As BC family property division lawyers, we deal with division of parties’ private and CPP pensions at separation. We also see common mistakes regarding failures to deal with CPP credits whether by dividing or waiving a claim to these credits. One of the vexing issues in family property pension division occurs when there is a separated married spouse and a new common law spouse when a pension plan member dies. In recent years the common law spouse would prevail but not so in a recent high profile Ontario case.
Our New Family Law Act has new pension rules, notably section 124 of the Act, to prevent confusion when there are multiple spouses but this rule only applies if you see a lawyer to get an agreement or court an order in place. Don’t delay, act now call us toll free at 1 877 602 9900.
Here is a recent Financial Post article on the Supreme Court of Canada’s refusal to hear an appeal from a 2-1 split Ontario Court of Appeal decision where a separated spouse failed to have an order or agreement in place.
” One of the most important pension rulings in recent memory, the Ontario Court of Appeal’s decision in Carrigan v. Carrigan Estate, will stand because the Supreme Court of Canada says it will not review the case.
The case provides a dramatic shift in the way pension plan administrators must deal with the death benefits for spouses of plan members. For years, plan administrators understood that such benefits should go to common-law spouses. Yet as the Ontario Court of Appeal interprets the province’s pension statute in Carrigan Estate, the benefits should go to legally married spouses – even after a couple has been separated for a long time.
There was some thought the SCC would hear an appeal, especially since the Ontario appellate ruling was a split 2-to-1 decision challenging a long-held understanding of who is entitled to receive pre-retirement death benefits under the formula spelled out in the Ontario Pension Benefits Act (PBA).
The common practice among plan administrators in Ontario was if a pension plan member died before reaching retirement, a common-law spouse who had been living with a member on the date of death would be entitled to the benefits. This view was based on a commonly held interpretation of section 48 of the act, which deals with who should be entitled to the benefits.

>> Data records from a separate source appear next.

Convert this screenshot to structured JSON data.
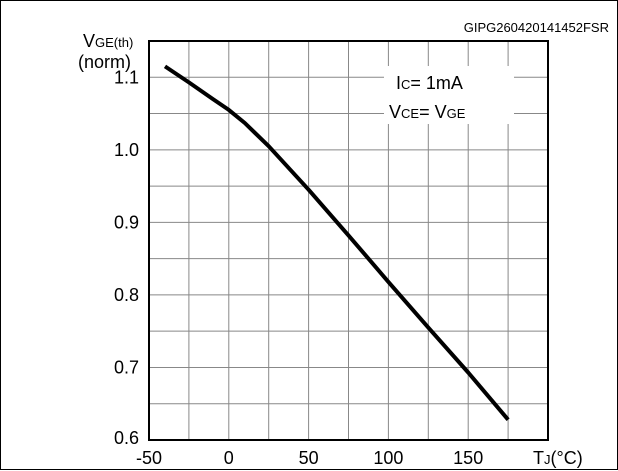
{
  "chart_data": {
    "type": "line",
    "code": "GIPG260420141452FSR",
    "ylabel": {
      "main": "V",
      "sub": "GE(th)",
      "unit": "(norm)"
    },
    "xlabel": {
      "main": "T",
      "sub": "J",
      "unit": "(°C)"
    },
    "annotations": [
      {
        "main": "I",
        "sub": "C",
        "rest": "= 1mA"
      },
      {
        "main": "V",
        "sub": "CE",
        "rest": "= V",
        "sub2": "GE"
      }
    ],
    "xlim": [
      -50,
      200
    ],
    "ylim": [
      0.6,
      1.15
    ],
    "x_ticks": [
      -50,
      0,
      50,
      100,
      150
    ],
    "x_tick_labels": [
      "-50",
      "0",
      "50",
      "100",
      "150"
    ],
    "y_ticks": [
      0.6,
      0.7,
      0.8,
      0.9,
      1.0,
      1.1
    ],
    "y_tick_labels": [
      "0.6",
      "0.7",
      "0.8",
      "0.9",
      "1.0",
      "1.1"
    ],
    "grid": true,
    "series": [
      {
        "x": [
          -40,
          -25,
          -10,
          0,
          10,
          25,
          50,
          75,
          100,
          125,
          150,
          175
        ],
        "y": [
          1.115,
          1.093,
          1.07,
          1.055,
          1.037,
          1.005,
          0.945,
          0.882,
          0.818,
          0.755,
          0.693,
          0.628
        ]
      }
    ]
  }
}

The majority in the Ontario Court of Appeal read the act in a different way. The Carrigan Estate case involved a married couple who separated many years ago, but never divorced. Since that separation, the plan member had begun a lengthy common-law relationship with another woman. He died before he could retire. The appellate court ruled the original spouse was the one entitled to the benefits.
“The Carrigan case changed not only how pension plan administrators must pay pre-retirement death benefits in the future, it also called into question past payments of preretirement death benefits which had been made in similar circumstances, creating the risk of legal claims from deceased members’ named beneficiaries or estates,” said Douglas Rienzo, of Osler, Hoskin & Harcourt LLP.
The Ontario decision caught a lot of pension plan administrators off-guard.
“In light of FSCO’s letter, it remains to be seen whether there will be any policy or legislative changes to restore FSCO’s interpretation of section 48 or to address some of the administrative concerns raised by the decision,” wrote Rachel Arbour, Stephanie Kalinowski, and Natasha Monkman of Hicks Morley Hamilton Stewart Storie LLP in a note on the refusal to hear an appeal.”